79. Kapitel
18.5.1978
Ein Weiterlaufenlassen wie bisher wäre falsch. man sollte mehr konkrete Interessens- gemeinsamkeiten haben, damit es nicht weiterhin zu überschwappenden Theoriedebatten kommt, die mich überfordern, mich häufig zum 'Verlierer' stempeln und mir langsam alle Lust rauben. Daher die Idee, eine Arbeitswohnung zu beziehen, Diedrich, Stephan und ich. Freizeit und Theorie draußen in der Welt, beim Kapitalismus und bei den Knackis sowie dem Restprozent, Arbeit und Umsetzung hier, in der Arbeitswohnung. Diedrich dazu: "Das führt zum Elitedenken.“ Muß es nicht, finde ich. Ich finde diesen Zustand solider, rationaler, also weniger geschätzig, spinnerig, elitär als den alten, der sich nun einmal durch Freizeittotschlagen bis zum Gehtnichtmehr auszeichnete (Klatsch und Schwatz, Abart und Ekel, Insidersprache und Gruppenpsychose - was soll anderes entstehen, wenn die einzige konkrete Grundlage die gegenseitige Wertschätzung ist?). Die Konsequenz sollte nicht Rückzug sein, sondern das, was ich vorgeschlagen habe.

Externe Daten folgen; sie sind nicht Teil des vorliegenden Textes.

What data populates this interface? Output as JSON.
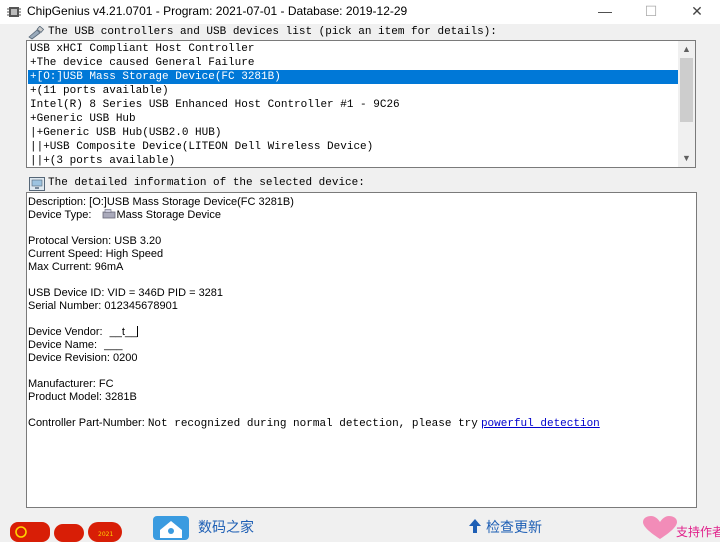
{
  "window": {
    "title": "ChipGenius v4.21.0701 - Program: 2021-07-01 - Database: 2019-12-29",
    "minimize": "—",
    "maximize": "☐",
    "close": "✕"
  },
  "device_list": {
    "label": "The USB controllers and USB devices list (pick an item for details):",
    "items": [
      "USB xHCI Compliant Host Controller",
      "+The device caused General Failure",
      "+[O:]USB Mass Storage Device(FC 3281B)",
      "+(11 ports available)",
      "Intel(R) 8 Series USB Enhanced Host Controller #1 - 9C26",
      "+Generic USB Hub",
      "|+Generic USB Hub(USB2.0 HUB)",
      "||+USB Composite Device(LITEON Dell Wireless Device)",
      "||+(3 ports available)"
    ],
    "selected_index": 2,
    "scroll_up": "▲",
    "scroll_down": "▼"
  },
  "details": {
    "label": "The detailed information of the selected device:",
    "description": "Description: [O:]USB Mass Storage Device(FC 3281B)",
    "device_type_label": "Device Type:",
    "device_type_value": "Mass Storage Device",
    "protocol_version": "Protocal Version: USB 3.20",
    "current_speed": "Current Speed: High Speed",
    "max_current": "Max Current: 96mA",
    "usb_device_id": "USB Device ID: VID = 346D PID = 3281",
    "serial_number": "Serial Number: 012345678901",
    "vendor_label": "Device Vendor:",
    "vendor_value": "__t__",
    "name_label": "Device Name:",
    "name_value": "___",
    "revision": "Device Revision: 0200",
    "manufacturer": "Manufacturer: FC",
    "product_model": "Product Model: 3281B",
    "controller_label": "Controller Part-Number:",
    "controller_text": "Not recognized during normal detection, please try",
    "controller_link": "powerful detection"
  },
  "footer": {
    "brand": "数码之家",
    "update": "检查更新",
    "support": "支持作者"
  },
  "colors": {
    "selection": "#0078d7",
    "link": "#0000cc",
    "brand_blue": "#1e5fb5",
    "support_pink": "#e0208a"
  }
}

Ich dementiere, habe es SO nicht gesagt, nicht gemeint, natürlich sind NICHT neunundneunzig Prozent der Bundesbürger fleischgewordene Klischees, nein, sie sind es nicht, und ihr Bewußtsein ist es auch nicht, oder? Sie sind zwar keine Götter, sondern ahnungslose Schweine, zugegeben, aber interessant sind sie allemal (das habe ich ja nie bestritten, daß ich sie mir gern ansehe und für Romane verwende). Also?
Ich mache jetzt jeden Tag einen anderen Job. Postbote, Lagerarbeiter, Bürogehilfe, McDonald-Verkäufer, Lufthansakoch, und alles macht irre Spaß, ist bunt, kräftig, die reinste Lebenssuppe. Immer neue Kollegen, Menschen, Mitarbeiter, neue Schauplätze, neue Rollen etc. - und das alles ist trotzdem wertlos, bewußtseinslos, sinnlos, die ganzen Leute sind bedauernswert, weil manipuliert, alle sind sie nur Marionetten und Schablonen. Ja.
Übrigens ist es ja ein uralter Hippie-Standpunkt, die Sinnlosigkeit der bürgerlichen Welt zu sehen und zu verurteilen. Nur ist die Alternative der Hippies nicht die weil um nichts besser. Sie klinken aus, besaufen sich, setzen sich keinen Spannungsfeldern und Dialektiken mehr aus, so lange, bis der Gehirnstrom die Nullgrenze erreicht hat.
Meine Alternative heißt: Nichts gegen Stress, wenn er gut ist, also selbstgewählt, abwechslungsreich und wirkungsvoll. Der 'Stress' des Arbeitnehmers ist dagegen nichts anderes als all das, was ihm fehlt, eine negative Größe also, eine Entzugserscheinung und keine Belastung, sondern eher ein Vakuum. Der völlige Mangel an neuen Reizen kann sich durchaus physisch bemerkbar machen.
Übrigens setzt man fälschlicherweise „neue Reize“ mit Ferntourismus und Partnertausch gleich. Dabei sind das zwei Gebiete, die schnell erschöpft sind.
Zu mir. Was bitte bleibt mir, wenn ich eines Tages, wie Alexis Sorbas, „alles gewesen“ bin? Was bin ich dann anderes als das, was der nölige Jean-Marie heute schon ist? Auf das WIE des Lebens kommt es an: ich schreibe jeden Tag.
Ich bin weder Stephan Scholz, der sein Leben so zusammenfaßt: „Mein Gott, früher war wohl alles ein bißchen verbissen, aber heute gehe ich die Sache easier an. Kohle in wichtig, klar, Mann, und daß du das Gefühl hast, nicht gelinkt zu werden von den Leuten, mit denen du zusammen bist. Ab und zu 'ne Frau, die nich spinnt, daß es keine Nerve gibt."
Noch bin ich Jean-Marie: "Isch habe in der Fremdenlegion gekämpft, isch habe viele schwarze Frauen gehabt, isch habe von Beckett eine Psychoanalyse bei Lacan bezahlt bekommen, isch bin mit weißen Frauen in die Berge gefahren, isch habe chinesisch studiert ... jetzt lese isch ein bischen Goethe und höre ein bischen japanische Musik." Jean-Marie hat nie geschrieben.